El presidente de la asociación Taxis-Pimem, Biel Moragues, señaló que el colectivo cree que al menos un conductor está vendiendo permisos falsificados por alrededor de tres mil euros. Comentó que el asunto se ha remitido a las autoridades para que tomen las medidas oportundas.
Moragues declaró a los medios locales que la asociación conoce al principal sospechoso, pero carece de pruebas suficientes. «Eso está ahora en manos del consistorio y de la policía local», afirmó, añadiendo que la persona implicada podría disponer de una amplia red de clientes potenciales.

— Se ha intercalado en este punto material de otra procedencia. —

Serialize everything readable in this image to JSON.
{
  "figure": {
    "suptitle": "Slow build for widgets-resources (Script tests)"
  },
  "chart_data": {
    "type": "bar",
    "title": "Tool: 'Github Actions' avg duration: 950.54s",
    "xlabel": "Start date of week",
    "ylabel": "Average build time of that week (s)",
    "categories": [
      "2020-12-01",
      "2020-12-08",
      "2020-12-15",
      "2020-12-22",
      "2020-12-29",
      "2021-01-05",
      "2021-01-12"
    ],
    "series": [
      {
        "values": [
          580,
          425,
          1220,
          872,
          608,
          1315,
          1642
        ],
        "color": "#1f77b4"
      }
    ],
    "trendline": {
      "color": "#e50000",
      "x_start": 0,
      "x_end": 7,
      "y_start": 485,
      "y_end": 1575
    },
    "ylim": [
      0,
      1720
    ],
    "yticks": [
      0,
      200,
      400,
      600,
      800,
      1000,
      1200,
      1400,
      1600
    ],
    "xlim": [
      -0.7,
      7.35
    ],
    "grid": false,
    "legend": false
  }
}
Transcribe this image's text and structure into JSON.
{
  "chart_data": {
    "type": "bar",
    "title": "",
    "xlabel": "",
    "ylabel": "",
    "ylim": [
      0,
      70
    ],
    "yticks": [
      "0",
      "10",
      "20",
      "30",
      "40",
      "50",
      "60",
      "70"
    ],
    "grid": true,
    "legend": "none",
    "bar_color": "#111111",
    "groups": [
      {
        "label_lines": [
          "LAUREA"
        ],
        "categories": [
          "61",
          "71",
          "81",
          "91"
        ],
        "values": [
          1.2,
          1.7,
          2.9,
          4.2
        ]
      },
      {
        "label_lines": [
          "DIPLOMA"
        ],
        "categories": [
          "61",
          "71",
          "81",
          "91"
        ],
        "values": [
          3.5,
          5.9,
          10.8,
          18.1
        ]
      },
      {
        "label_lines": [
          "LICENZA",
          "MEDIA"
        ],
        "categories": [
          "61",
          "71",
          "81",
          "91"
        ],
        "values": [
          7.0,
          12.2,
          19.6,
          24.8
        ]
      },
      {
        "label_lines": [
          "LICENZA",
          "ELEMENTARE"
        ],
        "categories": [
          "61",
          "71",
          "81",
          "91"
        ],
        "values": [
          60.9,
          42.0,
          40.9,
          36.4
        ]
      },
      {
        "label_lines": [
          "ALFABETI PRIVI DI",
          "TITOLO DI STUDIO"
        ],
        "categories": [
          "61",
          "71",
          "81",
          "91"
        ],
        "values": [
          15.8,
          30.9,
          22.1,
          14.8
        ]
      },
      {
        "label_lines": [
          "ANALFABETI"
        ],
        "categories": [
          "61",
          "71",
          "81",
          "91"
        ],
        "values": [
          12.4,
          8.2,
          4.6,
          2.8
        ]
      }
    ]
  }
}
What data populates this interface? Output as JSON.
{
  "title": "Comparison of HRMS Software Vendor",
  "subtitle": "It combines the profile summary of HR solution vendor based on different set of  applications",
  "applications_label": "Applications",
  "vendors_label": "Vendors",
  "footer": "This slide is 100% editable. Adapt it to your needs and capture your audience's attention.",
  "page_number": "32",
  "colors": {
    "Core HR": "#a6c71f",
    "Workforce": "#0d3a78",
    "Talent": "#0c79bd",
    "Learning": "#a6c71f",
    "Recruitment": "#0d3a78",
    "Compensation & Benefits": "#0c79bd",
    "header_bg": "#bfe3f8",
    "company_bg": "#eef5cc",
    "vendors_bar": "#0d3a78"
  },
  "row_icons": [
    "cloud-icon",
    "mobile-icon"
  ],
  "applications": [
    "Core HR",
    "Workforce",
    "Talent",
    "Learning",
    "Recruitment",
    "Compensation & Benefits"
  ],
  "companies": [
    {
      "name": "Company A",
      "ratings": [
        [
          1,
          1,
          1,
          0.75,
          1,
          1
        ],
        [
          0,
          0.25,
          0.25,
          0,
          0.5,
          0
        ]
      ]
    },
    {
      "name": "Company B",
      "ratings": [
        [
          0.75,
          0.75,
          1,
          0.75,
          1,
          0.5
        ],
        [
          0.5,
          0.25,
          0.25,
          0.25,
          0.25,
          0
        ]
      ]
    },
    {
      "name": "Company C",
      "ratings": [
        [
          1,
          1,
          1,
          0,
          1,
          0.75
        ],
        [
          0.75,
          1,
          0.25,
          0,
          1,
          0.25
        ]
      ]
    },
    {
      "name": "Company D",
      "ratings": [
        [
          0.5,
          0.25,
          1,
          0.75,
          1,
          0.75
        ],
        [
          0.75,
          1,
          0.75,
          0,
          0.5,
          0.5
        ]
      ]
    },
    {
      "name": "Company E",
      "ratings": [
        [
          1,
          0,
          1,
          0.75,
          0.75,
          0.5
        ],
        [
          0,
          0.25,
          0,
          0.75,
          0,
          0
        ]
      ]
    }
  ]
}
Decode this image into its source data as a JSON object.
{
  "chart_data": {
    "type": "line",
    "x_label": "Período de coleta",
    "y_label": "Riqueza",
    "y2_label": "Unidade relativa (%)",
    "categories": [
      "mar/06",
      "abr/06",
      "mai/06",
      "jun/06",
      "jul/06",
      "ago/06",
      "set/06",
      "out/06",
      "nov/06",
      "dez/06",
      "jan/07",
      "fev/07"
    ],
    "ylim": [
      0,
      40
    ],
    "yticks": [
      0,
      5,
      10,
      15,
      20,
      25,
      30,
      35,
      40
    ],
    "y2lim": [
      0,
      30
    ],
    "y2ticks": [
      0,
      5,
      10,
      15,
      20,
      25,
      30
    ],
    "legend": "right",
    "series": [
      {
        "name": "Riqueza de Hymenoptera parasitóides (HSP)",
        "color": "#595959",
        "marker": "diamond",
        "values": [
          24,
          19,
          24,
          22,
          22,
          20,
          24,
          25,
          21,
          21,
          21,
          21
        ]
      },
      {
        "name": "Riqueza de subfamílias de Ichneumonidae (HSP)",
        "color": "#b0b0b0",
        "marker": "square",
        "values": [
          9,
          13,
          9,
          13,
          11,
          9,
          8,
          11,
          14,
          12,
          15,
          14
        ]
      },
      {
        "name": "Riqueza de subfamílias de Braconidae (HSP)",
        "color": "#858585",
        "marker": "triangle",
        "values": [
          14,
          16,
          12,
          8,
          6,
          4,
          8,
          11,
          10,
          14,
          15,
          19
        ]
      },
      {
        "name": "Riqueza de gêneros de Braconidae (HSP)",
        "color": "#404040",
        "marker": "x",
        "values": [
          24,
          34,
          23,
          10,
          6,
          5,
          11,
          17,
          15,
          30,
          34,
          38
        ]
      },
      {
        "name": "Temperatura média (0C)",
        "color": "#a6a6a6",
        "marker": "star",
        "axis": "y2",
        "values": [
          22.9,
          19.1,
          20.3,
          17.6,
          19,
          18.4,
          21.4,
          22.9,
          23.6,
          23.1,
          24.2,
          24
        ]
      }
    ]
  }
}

Para obtener una licencia de taxi legítima, los solicitantes deben aprobar un examen oficial y abonar una tasa de veintitrés euros. La prueba, que se convoca dos veces al año, exige un conocimiento exhaustivo del callejero palmesano además de cultura general, y suele resultar en la emisión de entre trescientas y cuatrocientas licencias anualmente.
La asociación ha tenido acceso a al menos un documento falsificado, el cual, según afirman, resulta fácil de identificar como falso para los profesionales o el personal municipal. Moragues ha alertado a los taxistas de que elaborar o utilizar dichos documentos constituye un delito y acarrea graves consecuencias legales.